"EATING PEACHES" by Ena Joyce
On my regular blog, Celtic Lady, I recently posted about the joys of summer still left to partake of in August, one of which was slicing lush, ripe peaches and drizzling them with cream and sugar.
That same evening, as I was reading "The Cookbook Collector" by Allegra Goodman, I came across this passage: "...she washed [the] ripe fruit, and bit and broke the skin. An intense tang, the underside of velvet. Then the flesh dissolved in a wash of nectar. Juice drenched her hand and wet the inside of her wrist. She had forgotten, if she had ever known, that what was sweet could also be complicated, that fruit could have a nap, like fabric, soft one way, sleek the other. She licked the juice dripping down her arm."
Now that's great food writing - great descriptive writing of any type, right? If the book had continued in that vein, "The Cookbook Collector" would have ranked as high, in my opinion, as "The School of Essential Ingredients" (previously reviewed).

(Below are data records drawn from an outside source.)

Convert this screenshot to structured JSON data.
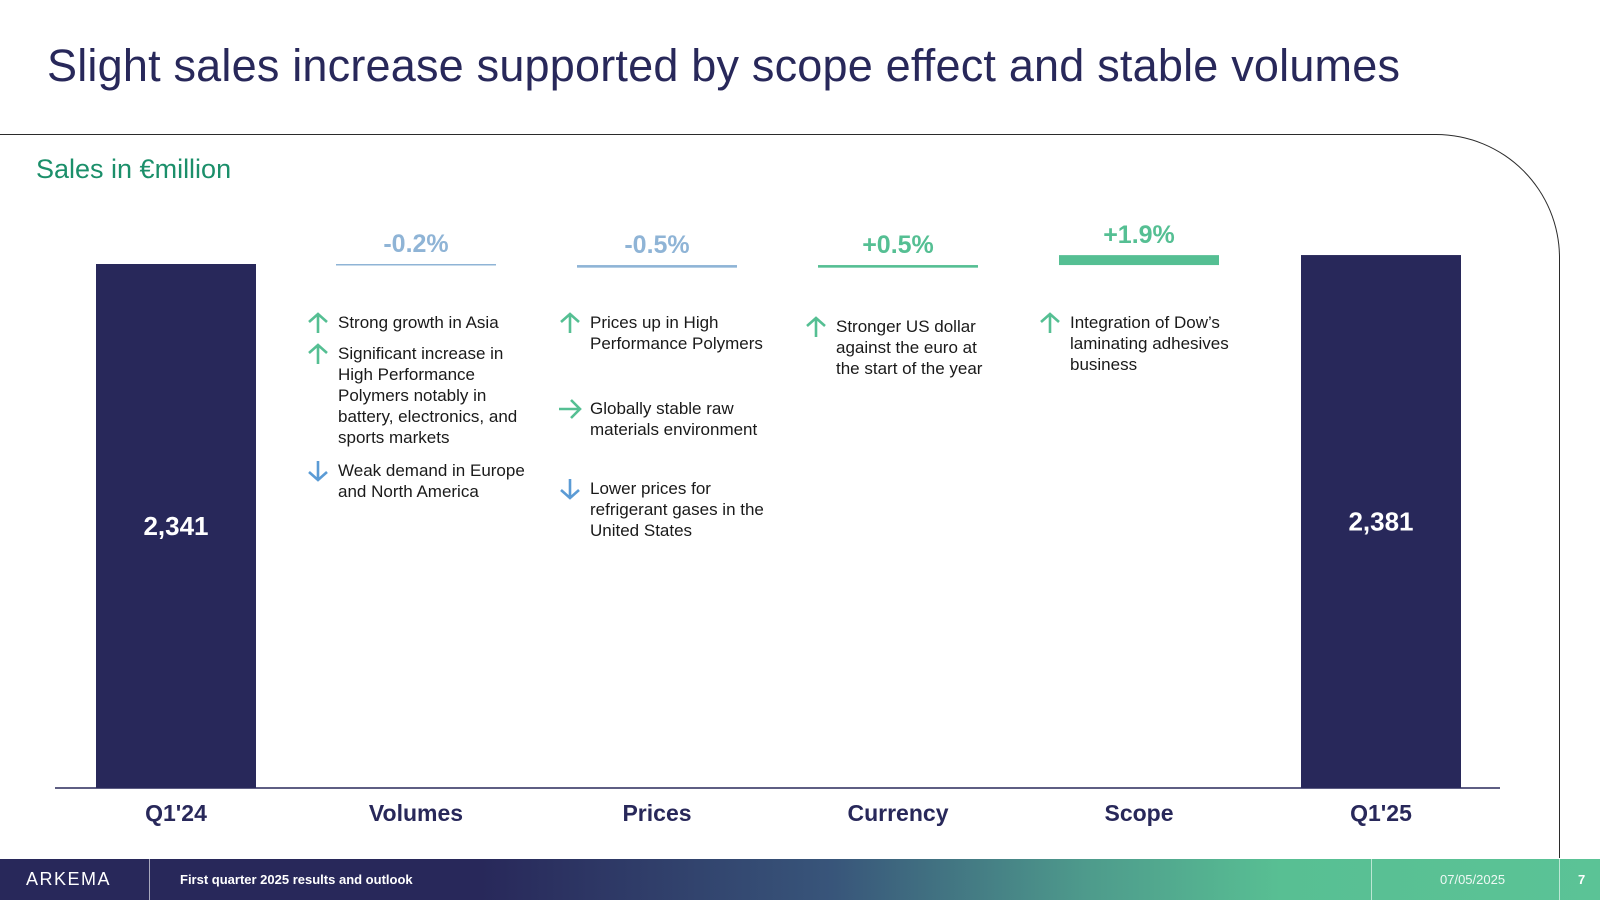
{
  "slide": {
    "title": "Slight sales increase supported by scope effect and stable volumes",
    "subtitle": "Sales in €million"
  },
  "colors": {
    "bar": "#28285a",
    "negative": "#8fb4d6",
    "positive": "#55bf93",
    "arrow_up": "#55bf93",
    "arrow_down": "#5b9bd5"
  },
  "chart_data": {
    "type": "bar",
    "subtype": "waterfall",
    "title": "",
    "ylabel": "Sales in €million",
    "categories": [
      "Q1'24",
      "Volumes",
      "Prices",
      "Currency",
      "Scope",
      "Q1'25"
    ],
    "totals": [
      {
        "category": "Q1'24",
        "value": 2341,
        "label": "2,341"
      },
      {
        "category": "Q1'25",
        "value": 2381,
        "label": "2,381"
      }
    ],
    "changes": [
      {
        "category": "Volumes",
        "pct": -0.2,
        "label": "-0.2%",
        "direction": "negative"
      },
      {
        "category": "Prices",
        "pct": -0.5,
        "label": "-0.5%",
        "direction": "negative"
      },
      {
        "category": "Currency",
        "pct": 0.5,
        "label": "+0.5%",
        "direction": "positive"
      },
      {
        "category": "Scope",
        "pct": 1.9,
        "label": "+1.9%",
        "direction": "positive"
      }
    ]
  },
  "notes": {
    "volumes": [
      {
        "icon": "arrow-up-icon",
        "text": "Strong growth in Asia"
      },
      {
        "icon": "arrow-up-icon",
        "text": "Significant increase in High Performance Polymers notably in battery, electronics, and sports markets"
      },
      {
        "icon": "arrow-down-icon",
        "text": "Weak demand in Europe and North America"
      }
    ],
    "prices": [
      {
        "icon": "arrow-up-icon",
        "text": "Prices up in High Performance Polymers"
      },
      {
        "icon": "arrow-right-icon",
        "text": "Globally stable raw materials environment"
      },
      {
        "icon": "arrow-down-icon",
        "text": "Lower prices for refrigerant gases in the United States"
      }
    ],
    "currency": [
      {
        "icon": "arrow-up-icon",
        "text": "Stronger US dollar against the euro at the start of the year"
      }
    ],
    "scope": [
      {
        "icon": "arrow-up-icon",
        "text": "Integration of Dow’s laminating adhesives business"
      }
    ]
  },
  "footer": {
    "logo": "ARKEMA",
    "text": "First quarter 2025 results and outlook",
    "date": "07/05/2025",
    "page": "7"
  }
}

Unfortunately, that description occurred on page 402 of a 587-page (large-print) book, and what had come before had been so boring as to be sleep inducing.
It would have been great if the book had stuck with its opening character, Jessamine, a retro hippie-Berkeley philosophy student-tree hugging-independent bookstore clerk and her employer, George. It is their delight to discover and archive an amazing, heretofore-unknown collection of very old cookbooks, and discover the delights of each other in the process.
Unfortunately, a great deal of the book is devoted to Jessamine's sister Emily, a driven, successful president of a start-up dot.com company. (If I have mangled this description badly enough to make computer geeks shriek, too bad, I'm not offering any apology. Go back to your cubicle now.)
The story of the ups and downs of Emily and her sleazy boyfriend Jonathan's companies is mind-numbingly, excruciatingly boring. Way, way too much time is wasted on Em and company. As quickly as the dot.com companies soar, they plummet like Icarus. Such is the way of the world of the late 1990s, during which most of this novel takes place.
Then 9/11 arrives and a couple of the principals, who are passengers on the doomed flight out of Boston, are killed - ho-hum, we scarcely care - but this does shake up the survivors. I think that Goodman created these obscenely rich, opportunistic, unprincipled characters to be foils for the protagonists - appreciators of fine books and art, connoisseurs of fine wine and food, philosophers, humanists, caring individuals attuned to the natural world and each other.
Then, you have a side story of long-lost relatives belonging to a a mystical Jewish sect I had never heard of, and which involved two rabbis so alike in character I could not distinguish between them. These Jewish relatives provide several way-too-neat plot tie-ups.
By the way, we actually learn very, very little about the eponymous cookbook collector. As I previously mentioned, if only the story had concentrated on Jessamine, George, and the collector and his mysterious lady love who is revealed only through the drawings and poems he had tucked into his cookbooks.